The most influential model for understanding how healthcare failures occur was developed by British psychologist James Reason in the early 1990s. Known as the Swiss cheese model of organizational accidents, it offers a framework that has shaped patient safety thinking for three decades.

Reason's insight was this: organizations build multiple layers of defense against failure — policies, procedures, training, equipment checks, supervision, and technology. Each layer is intended to prevent harm. But no layer is perfect. Each has gaps — holes — through which a failure can potentially pass.

Harm occurs when the holes in multiple layers momentarily align — when the gaps line up — allowing a failure to travel all the way through every layer of defense and reach the patient. In isolation, a hole in one layer does not cause harm. The defenses around it catch the problem before it reaches the patient.

Visualize a stack of Swiss cheese slices. Each slice is a layer of defense. Each hole is a weakness in that layer. Most of the time, the slices are misaligned and the holes do not line up. Occasionally, they do. That is when harm occurs.

Key Principle

Harm is not caused by a single hole in a single layer of defense. It is caused by the rare and momentary alignment of holes across multiple layers simultaneously.

Active failures and
latent conditions

Reason also drew a critical distinction between two types of contributing factors in healthcare failures: active failures and latent conditions.

Active failures are the unsafe acts committed by people who are in direct contact with the patient or system at the point of care. They are the visible triggers — the wrong drug drawn, the missed vital sign, the misread label. Active failures are what investigations most readily find, and what person-focused responses most commonly target.

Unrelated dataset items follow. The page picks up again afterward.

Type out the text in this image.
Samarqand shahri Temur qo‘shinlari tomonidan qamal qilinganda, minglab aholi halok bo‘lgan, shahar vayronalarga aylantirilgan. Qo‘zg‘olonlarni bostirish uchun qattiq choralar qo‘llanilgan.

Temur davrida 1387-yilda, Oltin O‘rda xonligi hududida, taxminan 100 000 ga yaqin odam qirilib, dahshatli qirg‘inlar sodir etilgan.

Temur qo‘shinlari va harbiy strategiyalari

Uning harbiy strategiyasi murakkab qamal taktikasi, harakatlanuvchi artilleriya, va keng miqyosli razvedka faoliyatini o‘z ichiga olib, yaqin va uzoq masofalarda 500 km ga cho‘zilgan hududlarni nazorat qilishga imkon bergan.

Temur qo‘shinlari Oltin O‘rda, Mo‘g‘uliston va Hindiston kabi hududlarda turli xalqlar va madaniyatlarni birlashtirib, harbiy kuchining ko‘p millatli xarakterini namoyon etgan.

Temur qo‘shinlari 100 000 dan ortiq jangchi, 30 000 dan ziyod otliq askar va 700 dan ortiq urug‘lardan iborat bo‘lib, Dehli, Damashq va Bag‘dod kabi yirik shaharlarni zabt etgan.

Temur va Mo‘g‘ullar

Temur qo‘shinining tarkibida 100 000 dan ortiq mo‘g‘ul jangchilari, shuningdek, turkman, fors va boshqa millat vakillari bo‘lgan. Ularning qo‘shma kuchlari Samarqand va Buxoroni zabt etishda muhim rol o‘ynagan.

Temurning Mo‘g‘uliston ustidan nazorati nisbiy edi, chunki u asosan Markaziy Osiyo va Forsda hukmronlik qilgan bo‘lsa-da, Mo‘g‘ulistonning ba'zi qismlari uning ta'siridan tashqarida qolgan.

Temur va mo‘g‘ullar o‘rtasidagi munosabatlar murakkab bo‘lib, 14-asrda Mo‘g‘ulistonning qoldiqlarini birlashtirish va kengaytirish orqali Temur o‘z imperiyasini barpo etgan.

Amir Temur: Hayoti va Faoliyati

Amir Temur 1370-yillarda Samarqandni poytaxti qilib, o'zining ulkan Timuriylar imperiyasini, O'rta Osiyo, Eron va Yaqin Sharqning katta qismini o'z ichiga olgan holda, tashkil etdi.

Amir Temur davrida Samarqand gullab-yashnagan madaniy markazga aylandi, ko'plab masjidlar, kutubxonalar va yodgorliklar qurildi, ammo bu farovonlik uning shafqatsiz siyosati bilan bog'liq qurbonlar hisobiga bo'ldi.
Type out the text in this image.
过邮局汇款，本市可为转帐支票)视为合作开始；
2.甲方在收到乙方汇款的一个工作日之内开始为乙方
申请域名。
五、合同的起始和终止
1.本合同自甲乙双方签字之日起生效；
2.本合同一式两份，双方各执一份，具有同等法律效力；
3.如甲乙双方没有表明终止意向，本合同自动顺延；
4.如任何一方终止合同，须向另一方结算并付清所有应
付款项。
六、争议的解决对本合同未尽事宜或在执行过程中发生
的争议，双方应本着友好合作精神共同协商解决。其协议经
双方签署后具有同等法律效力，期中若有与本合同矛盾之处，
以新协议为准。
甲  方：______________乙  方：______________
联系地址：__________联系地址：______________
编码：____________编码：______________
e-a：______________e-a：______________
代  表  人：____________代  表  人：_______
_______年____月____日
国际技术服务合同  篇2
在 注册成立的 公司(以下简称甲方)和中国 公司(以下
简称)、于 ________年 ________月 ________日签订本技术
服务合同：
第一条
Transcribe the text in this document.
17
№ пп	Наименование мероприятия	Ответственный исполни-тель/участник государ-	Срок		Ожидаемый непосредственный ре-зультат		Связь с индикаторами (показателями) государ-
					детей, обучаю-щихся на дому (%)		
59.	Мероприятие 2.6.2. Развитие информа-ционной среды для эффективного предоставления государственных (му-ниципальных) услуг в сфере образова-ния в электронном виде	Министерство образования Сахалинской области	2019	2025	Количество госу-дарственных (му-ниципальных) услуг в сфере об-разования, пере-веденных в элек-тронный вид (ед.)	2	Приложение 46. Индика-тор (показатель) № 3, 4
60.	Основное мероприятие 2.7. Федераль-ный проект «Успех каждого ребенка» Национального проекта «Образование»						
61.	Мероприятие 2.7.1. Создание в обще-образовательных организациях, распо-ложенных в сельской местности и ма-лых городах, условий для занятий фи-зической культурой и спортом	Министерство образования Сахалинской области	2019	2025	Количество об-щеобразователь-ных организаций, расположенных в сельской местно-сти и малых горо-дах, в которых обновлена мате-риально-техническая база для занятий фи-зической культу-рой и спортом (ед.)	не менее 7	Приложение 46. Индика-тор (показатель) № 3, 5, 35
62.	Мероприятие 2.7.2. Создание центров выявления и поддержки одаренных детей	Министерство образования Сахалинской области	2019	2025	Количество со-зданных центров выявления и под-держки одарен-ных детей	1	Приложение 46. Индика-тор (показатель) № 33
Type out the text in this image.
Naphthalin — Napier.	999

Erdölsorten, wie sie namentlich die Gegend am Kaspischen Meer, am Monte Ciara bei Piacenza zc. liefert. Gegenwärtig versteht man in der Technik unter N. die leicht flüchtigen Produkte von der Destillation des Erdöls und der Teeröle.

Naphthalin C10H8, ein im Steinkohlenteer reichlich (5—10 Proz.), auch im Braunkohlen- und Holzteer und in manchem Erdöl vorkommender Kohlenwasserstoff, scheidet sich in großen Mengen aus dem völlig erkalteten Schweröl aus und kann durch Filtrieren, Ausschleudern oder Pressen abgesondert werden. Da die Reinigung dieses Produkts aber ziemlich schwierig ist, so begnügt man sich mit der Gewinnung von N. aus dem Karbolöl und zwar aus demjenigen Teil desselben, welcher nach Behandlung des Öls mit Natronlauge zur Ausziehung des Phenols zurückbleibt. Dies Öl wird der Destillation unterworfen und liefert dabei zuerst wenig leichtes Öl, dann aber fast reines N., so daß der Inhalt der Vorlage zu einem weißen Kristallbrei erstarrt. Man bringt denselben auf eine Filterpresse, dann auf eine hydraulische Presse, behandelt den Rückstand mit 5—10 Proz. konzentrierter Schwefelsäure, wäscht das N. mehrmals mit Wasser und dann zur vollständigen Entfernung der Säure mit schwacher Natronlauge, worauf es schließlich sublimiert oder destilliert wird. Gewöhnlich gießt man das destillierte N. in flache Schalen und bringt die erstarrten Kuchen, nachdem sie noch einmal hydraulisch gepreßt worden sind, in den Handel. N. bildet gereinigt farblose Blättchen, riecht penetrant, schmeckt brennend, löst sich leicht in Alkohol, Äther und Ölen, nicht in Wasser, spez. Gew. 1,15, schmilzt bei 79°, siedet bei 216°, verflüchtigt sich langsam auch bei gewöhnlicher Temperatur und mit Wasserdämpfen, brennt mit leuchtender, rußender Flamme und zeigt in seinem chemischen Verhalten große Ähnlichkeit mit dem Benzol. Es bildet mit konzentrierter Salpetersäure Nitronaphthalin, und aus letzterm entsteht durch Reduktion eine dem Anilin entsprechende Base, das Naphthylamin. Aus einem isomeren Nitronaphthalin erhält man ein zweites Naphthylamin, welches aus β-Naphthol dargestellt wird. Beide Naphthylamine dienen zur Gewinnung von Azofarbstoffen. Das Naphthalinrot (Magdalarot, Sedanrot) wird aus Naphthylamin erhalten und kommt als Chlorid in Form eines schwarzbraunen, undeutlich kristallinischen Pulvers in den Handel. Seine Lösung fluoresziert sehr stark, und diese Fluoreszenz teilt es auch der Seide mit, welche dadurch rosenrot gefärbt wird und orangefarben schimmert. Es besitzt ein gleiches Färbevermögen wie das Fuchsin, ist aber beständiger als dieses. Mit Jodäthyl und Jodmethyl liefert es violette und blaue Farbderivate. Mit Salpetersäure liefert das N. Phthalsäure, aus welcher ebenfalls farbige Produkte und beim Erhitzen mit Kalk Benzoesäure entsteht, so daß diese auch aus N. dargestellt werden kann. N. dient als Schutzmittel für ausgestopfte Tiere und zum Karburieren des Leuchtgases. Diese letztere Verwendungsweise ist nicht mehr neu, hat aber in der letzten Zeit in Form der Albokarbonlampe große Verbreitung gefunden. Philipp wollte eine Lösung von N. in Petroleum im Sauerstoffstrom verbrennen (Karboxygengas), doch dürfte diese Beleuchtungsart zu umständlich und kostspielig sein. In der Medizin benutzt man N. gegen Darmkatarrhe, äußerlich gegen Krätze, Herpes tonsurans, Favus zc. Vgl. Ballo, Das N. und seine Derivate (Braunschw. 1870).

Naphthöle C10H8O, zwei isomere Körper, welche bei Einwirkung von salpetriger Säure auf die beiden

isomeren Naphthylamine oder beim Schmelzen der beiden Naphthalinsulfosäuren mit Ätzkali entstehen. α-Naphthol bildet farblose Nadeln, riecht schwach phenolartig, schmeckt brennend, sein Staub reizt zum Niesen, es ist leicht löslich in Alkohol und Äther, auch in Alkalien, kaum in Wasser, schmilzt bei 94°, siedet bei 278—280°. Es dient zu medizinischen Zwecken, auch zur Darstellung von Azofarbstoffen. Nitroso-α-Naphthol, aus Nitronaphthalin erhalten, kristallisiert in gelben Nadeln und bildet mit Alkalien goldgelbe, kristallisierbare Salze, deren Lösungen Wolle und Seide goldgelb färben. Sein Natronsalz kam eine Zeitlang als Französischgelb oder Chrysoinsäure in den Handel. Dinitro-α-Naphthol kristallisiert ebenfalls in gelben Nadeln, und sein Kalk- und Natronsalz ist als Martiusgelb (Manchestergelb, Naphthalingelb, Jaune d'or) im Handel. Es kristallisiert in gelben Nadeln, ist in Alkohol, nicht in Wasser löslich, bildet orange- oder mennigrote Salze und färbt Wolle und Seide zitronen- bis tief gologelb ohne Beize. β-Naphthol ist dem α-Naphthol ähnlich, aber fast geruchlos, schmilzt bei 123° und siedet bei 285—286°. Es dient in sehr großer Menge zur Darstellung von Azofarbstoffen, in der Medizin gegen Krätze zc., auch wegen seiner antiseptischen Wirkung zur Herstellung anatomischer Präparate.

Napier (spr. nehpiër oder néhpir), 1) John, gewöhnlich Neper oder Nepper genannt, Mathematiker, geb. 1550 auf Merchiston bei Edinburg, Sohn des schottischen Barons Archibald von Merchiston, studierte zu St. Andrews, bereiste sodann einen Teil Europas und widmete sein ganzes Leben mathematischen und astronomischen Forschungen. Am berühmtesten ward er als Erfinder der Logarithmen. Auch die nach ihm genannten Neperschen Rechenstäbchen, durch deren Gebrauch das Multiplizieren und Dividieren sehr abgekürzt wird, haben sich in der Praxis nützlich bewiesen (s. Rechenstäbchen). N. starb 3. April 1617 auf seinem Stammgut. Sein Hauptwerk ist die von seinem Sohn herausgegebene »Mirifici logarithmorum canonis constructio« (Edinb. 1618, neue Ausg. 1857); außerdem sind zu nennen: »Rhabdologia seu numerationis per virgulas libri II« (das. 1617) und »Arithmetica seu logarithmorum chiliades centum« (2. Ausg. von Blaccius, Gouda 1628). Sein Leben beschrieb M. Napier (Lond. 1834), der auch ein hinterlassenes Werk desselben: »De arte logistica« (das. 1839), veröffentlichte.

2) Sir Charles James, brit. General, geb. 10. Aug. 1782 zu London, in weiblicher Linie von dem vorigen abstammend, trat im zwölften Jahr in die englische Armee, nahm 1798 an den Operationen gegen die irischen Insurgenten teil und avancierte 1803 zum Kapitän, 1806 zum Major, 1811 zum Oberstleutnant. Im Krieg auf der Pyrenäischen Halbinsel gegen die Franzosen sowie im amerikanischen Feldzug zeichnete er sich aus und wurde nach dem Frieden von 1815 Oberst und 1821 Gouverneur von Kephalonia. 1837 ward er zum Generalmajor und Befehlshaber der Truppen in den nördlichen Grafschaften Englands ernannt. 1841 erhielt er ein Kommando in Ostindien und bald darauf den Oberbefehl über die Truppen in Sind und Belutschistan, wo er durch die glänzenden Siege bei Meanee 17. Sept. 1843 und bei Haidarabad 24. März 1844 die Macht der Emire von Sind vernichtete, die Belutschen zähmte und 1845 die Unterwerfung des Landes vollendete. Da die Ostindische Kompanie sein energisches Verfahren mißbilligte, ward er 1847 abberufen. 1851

Latent conditions are the hidden vulnerabilities embedded in the system long before any individual error occurs. They arise from decisions made weeks, months, or years earlier — design choices, resource allocations, staffing decisions, equipment procurement, policy gaps, and cultural norms that create conditions in which errors are more likely to happen.

Latent conditions are far more dangerous than active failures, precisely because they are invisible until activated. They sit quietly in the system, waiting for the right combination of circumstances. A corridor where look-alike medications are stored together. A monitoring system with too many alerts, so staff learn to override them. A handover process that evolved through informal workarounds into something fundamentally different from the written protocol.

Human factors
and the limits of human performance

Human factors is the scientific discipline concerned with understanding the interaction between humans and the systems, environments, and tools they work with. In healthcare, human factors examines how cognitive, physical, and organizational factors influence the ability of clinical staff to perform safely and effectively.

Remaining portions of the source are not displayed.